The positive economic impact of cleanup efforts is well-documented, too. Even the smaller portions of Muskegon Lake that were cleaned up before GLRI took effect brought benefits for the region. In 2009, a $10 million grant from the Troubled Asset Relief Program led to an ROI that was 6.6 times that amount. In removing toxic sediment from the shoreline, property values in the area increased by $12 million, which added $600,000 to the annual tax revenue. The efforts also brought 65,000 more tourists to the lake.

If budget cuts took effect, it would be up to state leaders and local residents to clean up the Great Lakes without any federal help. But, already, some local kids are doing their part to make a difference.

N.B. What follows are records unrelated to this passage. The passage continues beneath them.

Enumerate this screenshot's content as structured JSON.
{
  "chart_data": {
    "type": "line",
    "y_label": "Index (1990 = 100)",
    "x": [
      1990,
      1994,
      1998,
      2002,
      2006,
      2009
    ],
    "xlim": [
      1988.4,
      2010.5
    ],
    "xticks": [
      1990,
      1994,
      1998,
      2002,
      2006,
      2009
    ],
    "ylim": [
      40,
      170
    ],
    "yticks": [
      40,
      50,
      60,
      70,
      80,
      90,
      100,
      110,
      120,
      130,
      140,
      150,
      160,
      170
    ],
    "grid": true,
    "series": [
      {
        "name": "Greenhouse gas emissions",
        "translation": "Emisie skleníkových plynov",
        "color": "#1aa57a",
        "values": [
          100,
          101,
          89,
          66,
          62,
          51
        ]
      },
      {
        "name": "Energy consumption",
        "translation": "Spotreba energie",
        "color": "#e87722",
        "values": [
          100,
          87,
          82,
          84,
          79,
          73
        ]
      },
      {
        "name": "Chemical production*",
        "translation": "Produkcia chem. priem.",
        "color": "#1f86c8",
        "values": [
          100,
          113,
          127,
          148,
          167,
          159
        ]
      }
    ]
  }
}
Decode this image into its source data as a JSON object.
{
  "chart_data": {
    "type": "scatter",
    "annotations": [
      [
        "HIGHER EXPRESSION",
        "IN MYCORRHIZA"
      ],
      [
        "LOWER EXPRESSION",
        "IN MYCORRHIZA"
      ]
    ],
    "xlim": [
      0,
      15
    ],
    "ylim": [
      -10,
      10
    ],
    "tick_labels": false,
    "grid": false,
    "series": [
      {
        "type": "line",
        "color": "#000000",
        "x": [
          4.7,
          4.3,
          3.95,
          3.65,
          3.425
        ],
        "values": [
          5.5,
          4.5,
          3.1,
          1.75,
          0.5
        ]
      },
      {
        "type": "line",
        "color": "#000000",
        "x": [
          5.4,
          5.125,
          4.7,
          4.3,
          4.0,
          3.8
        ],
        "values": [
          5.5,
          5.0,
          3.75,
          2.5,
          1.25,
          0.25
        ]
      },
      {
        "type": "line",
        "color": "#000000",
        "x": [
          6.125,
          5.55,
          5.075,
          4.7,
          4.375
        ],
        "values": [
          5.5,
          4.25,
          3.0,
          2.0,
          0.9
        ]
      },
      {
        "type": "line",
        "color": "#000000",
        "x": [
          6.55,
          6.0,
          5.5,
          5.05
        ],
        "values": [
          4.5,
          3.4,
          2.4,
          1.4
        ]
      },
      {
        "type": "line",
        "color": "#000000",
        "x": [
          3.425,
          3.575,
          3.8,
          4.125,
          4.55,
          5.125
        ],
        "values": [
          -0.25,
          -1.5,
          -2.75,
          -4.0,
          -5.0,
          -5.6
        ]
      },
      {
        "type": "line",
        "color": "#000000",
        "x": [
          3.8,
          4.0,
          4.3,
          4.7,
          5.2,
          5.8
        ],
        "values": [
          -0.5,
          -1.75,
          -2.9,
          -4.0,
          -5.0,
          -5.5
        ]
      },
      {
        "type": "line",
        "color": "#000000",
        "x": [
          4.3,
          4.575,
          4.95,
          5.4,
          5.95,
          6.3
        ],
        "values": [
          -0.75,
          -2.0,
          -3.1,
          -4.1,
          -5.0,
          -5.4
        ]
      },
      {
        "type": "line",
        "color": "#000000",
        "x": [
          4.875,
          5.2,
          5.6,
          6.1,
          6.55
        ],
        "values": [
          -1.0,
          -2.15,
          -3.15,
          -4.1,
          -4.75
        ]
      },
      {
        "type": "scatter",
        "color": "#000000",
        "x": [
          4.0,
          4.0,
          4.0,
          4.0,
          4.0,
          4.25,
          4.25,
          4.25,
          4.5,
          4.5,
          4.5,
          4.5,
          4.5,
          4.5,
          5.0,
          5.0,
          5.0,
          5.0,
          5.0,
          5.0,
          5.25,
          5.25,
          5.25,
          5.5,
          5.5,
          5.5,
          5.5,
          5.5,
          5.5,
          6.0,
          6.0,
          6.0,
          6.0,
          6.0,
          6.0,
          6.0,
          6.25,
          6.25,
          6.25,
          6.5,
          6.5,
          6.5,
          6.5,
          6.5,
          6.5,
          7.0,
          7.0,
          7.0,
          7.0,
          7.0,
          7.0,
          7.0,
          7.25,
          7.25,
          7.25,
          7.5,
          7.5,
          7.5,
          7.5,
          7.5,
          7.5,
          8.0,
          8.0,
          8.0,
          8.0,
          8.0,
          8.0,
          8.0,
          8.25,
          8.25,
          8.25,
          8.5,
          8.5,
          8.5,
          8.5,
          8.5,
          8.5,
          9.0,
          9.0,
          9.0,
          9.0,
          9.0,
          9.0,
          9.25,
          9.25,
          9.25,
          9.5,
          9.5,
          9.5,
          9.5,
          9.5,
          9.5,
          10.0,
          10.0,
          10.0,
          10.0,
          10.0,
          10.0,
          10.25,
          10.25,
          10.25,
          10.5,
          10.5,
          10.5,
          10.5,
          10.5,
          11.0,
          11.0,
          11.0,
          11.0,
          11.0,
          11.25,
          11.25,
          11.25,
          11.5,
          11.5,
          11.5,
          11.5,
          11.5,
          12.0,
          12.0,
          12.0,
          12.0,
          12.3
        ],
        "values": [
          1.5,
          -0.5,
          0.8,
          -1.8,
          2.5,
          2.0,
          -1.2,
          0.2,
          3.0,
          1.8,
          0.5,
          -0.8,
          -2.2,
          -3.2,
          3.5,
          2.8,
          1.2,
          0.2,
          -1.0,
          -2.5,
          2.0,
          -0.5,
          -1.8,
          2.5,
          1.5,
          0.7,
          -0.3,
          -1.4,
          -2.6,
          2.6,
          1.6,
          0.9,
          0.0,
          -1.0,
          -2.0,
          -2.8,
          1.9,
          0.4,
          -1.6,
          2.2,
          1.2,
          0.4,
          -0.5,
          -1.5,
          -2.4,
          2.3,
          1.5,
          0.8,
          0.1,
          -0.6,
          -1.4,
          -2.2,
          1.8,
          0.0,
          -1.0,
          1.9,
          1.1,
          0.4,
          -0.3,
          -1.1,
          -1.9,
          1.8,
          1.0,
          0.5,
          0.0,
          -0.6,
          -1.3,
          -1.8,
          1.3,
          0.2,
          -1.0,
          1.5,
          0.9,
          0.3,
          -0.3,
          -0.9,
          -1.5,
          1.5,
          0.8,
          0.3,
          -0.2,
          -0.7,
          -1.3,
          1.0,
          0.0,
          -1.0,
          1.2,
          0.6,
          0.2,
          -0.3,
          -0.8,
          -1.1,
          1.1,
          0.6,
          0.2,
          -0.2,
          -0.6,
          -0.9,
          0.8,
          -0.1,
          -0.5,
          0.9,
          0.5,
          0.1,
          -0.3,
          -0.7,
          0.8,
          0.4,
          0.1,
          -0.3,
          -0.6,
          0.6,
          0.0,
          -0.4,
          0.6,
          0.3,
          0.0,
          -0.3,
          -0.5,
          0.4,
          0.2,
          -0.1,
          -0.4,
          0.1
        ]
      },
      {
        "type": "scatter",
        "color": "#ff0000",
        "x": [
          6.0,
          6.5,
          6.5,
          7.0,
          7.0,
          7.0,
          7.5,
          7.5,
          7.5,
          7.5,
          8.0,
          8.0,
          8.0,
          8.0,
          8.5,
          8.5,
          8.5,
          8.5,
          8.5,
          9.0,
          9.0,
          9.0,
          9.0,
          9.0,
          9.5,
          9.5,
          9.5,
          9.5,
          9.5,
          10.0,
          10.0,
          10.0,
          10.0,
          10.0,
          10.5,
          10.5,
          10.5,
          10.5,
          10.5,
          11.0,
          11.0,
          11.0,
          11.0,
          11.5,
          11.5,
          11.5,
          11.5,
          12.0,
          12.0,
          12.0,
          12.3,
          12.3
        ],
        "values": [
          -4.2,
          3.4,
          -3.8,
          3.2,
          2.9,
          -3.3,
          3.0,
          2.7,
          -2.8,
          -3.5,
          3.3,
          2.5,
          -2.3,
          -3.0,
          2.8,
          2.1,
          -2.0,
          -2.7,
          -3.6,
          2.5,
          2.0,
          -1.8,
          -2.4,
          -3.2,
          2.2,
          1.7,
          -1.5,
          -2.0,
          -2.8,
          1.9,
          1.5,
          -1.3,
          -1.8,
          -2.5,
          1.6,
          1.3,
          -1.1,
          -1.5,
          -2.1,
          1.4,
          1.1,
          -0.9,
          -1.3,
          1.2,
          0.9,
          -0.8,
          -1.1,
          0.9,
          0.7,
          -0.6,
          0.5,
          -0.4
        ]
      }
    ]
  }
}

In Alpena, two members of a new group called Plastics FLOAT (an acronym for “For the Love of Alpena Today”) recently traveled to local restaurants to warn about the dangers of plastic waste.

Ten-year-old Sylvie Luther said, “We’re trying to inform people about Zero Waste Week. We’re asking the restaurants to not give people straws unless they ask for them.”

Why straws? They’re among the most harmful and most common types of marine debris, says Luther.

Zero Waste Week is intended to show the public how small changes can help improve the state of the planet. Sydney Silver added that she hopes her efforts will help change some minds, especially for the sake of kids in the future.

“I want to protect younger generations from what other people are putting out there for our generation to fix,” she told The Alpena News. “I don’t want my sister to deal with an ocean with a bunch of litter.”

While these small changes might not seem to be as effective as multi-million-dollar cleanup efforts, they are a reminder that it takes a village. Even Michigan residents who are decidedly pro-Trump are uneasy about the proposed cuts to the EPA.

Candace Miller, Macomb County Public Works commissioner and former Republican U.S. representative, said, “I am in support of many of the things Trump is trying to do, but this is a principal advocacy of mine. This is a really small amount of money, really, and it’s of great significance to the states that voted for him. These states can’t absorb [this cut]. This is a time where I hope the president will reconsider.”